Sprague v. Brown

43 A. 636 | R.I. | 1899

For such a gross and indecent assault as the defendant is proven to have committed upon the plaintiff in this case, we cannot say that the damages, assessed by the jury at $600, are clearly excessive.

The newly discovered evidence, so-called, is not of such a character as would be likely to change the verdict.

The fact that two of the jurors were not regularly drawn, or at any rate that the record in the town clerk's office at Westerly does not show that they were, is no ground for a new trial. The petition does not allege that plaintiff's counsel inquired as to the qualification of the jurors before going to trial and was misinformed; and we may therefore presume that he went to trial without making such inquiry. And it has been held by this court that where a party goes to trial without such inquiry, he thereby waives the objection. Ryan v. RiversideMills, 15 R.I. 436; State v. Cosgrove, 16 R.I. 411. Moreover, it does not appear that the two jurors who came from Westerly were disqualified to serve. All that appears, at most, is that, although summoned as jurors, they had not been regularly drawn. It is fair to presume, however, that, having been summoned to serve as jurors and placed upon the list by the clerk of the court, they possessed the necessary qualifications. But, in any event, there is nothing to show that the defendant was in any way prejudiced by reason of the irregularity, and hence it constitutes no ground for a new trial.
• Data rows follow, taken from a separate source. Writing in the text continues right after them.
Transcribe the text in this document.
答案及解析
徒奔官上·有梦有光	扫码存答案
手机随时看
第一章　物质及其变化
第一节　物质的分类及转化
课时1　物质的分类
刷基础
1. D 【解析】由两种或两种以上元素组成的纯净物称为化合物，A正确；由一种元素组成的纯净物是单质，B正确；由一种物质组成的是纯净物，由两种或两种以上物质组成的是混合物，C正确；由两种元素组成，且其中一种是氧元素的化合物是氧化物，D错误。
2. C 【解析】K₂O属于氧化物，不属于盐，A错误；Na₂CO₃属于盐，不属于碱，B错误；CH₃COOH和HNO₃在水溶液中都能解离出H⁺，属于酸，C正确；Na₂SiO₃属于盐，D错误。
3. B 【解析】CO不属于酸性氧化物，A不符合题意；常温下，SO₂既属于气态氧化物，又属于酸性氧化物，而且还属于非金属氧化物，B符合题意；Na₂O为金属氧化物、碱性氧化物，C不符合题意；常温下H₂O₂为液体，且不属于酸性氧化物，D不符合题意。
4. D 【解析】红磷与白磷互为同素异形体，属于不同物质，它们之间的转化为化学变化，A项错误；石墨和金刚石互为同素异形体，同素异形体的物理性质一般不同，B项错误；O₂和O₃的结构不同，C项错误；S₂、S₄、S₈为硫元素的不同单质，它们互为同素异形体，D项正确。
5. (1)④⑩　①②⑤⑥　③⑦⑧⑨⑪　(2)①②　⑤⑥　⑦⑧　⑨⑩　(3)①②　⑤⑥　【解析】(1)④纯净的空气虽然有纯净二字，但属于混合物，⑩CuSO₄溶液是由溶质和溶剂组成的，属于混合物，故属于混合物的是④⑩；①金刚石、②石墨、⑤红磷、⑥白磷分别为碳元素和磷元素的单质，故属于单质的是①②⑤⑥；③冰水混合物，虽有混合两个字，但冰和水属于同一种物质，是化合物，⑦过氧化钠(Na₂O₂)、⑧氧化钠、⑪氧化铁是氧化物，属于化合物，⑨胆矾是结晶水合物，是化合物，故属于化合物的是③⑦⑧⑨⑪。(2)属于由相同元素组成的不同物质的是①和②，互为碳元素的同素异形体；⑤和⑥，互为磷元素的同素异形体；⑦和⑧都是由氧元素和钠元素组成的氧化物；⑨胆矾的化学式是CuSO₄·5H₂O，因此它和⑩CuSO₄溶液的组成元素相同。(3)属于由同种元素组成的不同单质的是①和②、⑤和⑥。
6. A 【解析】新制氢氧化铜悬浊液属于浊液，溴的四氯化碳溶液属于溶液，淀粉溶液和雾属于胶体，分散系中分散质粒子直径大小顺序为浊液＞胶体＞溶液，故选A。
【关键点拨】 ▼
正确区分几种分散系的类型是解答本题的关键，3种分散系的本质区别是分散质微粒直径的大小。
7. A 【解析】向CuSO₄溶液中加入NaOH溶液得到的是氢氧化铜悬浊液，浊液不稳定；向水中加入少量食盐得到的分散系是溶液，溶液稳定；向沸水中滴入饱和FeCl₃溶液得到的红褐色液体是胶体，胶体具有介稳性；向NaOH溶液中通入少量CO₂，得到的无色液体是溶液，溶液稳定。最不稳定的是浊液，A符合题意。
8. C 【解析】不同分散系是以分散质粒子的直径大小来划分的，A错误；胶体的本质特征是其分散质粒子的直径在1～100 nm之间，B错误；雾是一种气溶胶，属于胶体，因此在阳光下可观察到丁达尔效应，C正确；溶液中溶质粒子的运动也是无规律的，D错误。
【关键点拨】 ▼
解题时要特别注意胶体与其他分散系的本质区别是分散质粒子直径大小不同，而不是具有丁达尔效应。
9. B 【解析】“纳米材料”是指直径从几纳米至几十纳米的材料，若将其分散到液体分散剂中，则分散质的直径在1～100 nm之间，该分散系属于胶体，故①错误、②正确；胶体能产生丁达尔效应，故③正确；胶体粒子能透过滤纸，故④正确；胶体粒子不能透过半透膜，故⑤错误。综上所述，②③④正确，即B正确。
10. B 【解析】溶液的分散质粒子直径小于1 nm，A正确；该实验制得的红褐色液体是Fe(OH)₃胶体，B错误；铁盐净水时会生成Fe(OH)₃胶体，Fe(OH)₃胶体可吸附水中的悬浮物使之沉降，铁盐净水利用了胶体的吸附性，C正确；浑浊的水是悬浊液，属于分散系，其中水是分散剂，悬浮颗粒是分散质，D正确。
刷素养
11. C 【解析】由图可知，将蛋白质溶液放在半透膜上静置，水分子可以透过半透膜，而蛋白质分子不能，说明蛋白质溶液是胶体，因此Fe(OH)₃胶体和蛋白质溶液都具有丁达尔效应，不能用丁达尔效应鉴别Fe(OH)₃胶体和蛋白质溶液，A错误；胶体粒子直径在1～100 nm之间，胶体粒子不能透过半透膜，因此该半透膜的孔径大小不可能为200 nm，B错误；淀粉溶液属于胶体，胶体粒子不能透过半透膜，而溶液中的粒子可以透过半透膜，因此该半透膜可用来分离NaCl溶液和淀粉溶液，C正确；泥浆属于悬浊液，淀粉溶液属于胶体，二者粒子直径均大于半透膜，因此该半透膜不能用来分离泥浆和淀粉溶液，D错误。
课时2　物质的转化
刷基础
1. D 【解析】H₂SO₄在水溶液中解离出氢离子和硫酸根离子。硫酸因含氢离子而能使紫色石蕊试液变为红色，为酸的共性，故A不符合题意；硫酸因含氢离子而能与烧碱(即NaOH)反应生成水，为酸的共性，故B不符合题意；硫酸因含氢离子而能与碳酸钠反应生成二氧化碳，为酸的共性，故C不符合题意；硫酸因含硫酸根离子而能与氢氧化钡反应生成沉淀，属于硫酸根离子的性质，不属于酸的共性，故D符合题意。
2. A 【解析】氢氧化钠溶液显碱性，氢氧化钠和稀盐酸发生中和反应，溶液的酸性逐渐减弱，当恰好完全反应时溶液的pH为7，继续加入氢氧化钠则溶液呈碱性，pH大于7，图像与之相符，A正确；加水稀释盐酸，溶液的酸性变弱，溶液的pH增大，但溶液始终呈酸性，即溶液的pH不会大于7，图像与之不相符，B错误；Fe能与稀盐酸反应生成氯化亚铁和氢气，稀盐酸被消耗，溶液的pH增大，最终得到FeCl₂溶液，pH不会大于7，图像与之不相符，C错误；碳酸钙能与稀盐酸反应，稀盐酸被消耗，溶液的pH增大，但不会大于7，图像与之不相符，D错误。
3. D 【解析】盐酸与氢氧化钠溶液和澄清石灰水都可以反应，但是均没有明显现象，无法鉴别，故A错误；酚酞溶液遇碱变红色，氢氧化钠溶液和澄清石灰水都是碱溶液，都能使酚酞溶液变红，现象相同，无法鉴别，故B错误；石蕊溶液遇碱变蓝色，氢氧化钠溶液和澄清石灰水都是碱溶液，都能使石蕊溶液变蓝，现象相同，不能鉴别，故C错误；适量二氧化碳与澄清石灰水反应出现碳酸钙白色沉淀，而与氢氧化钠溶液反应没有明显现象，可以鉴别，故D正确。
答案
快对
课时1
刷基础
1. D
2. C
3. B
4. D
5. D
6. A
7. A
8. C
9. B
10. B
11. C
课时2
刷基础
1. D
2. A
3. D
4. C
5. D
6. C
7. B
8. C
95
In Fiske v. Paine, 18 R.I. 632, this court held that the better reason was with that class of cases which hold that after full trial a verdict will not be disturbed unless it appears from the circumstances of the case that some injustice has been done, by reason of a trifling interest even on the part of the juror, of which the complainant party did not know and by reasonable diligence could not have known. See also State v. Congdon,14 R.I. 458.

In Wassum v. Feeney, 121 Mass. 93, it was held that when a party has had an opportunity of challenge, no disqualification of a juror entitles him to a new trial after verdict.

The same rule has been applied by other courts to disqualification *331 by reason of alienage, although not in fact known till after verdict. Hollingsworth v. Duane, 4 Dall. 353; Presbury v.Commonwealth, 9 Dana, 203; The King v. Sutton, 8 B. C. 417; The King v. Despard, 2 Man. Ry. 406; Case of theChelsea Water Works Co., 10 Exch. 730 State v. Quarrel, 2 Bay, 150; Page v. Danvers, 7 Met. 326 Case of a Juryman, 12 East, 231, note.

The verdict is not against the evidence. The evidence offered by the plaintiff clearly shows that the defendant was guilty and that he admitted his guilt; and he did not even take the stand as a witness to deny it.

Petition for new trial denied and dismissed, and case remitted to the Common Pleas Division with direction to enter judgment on the verdict.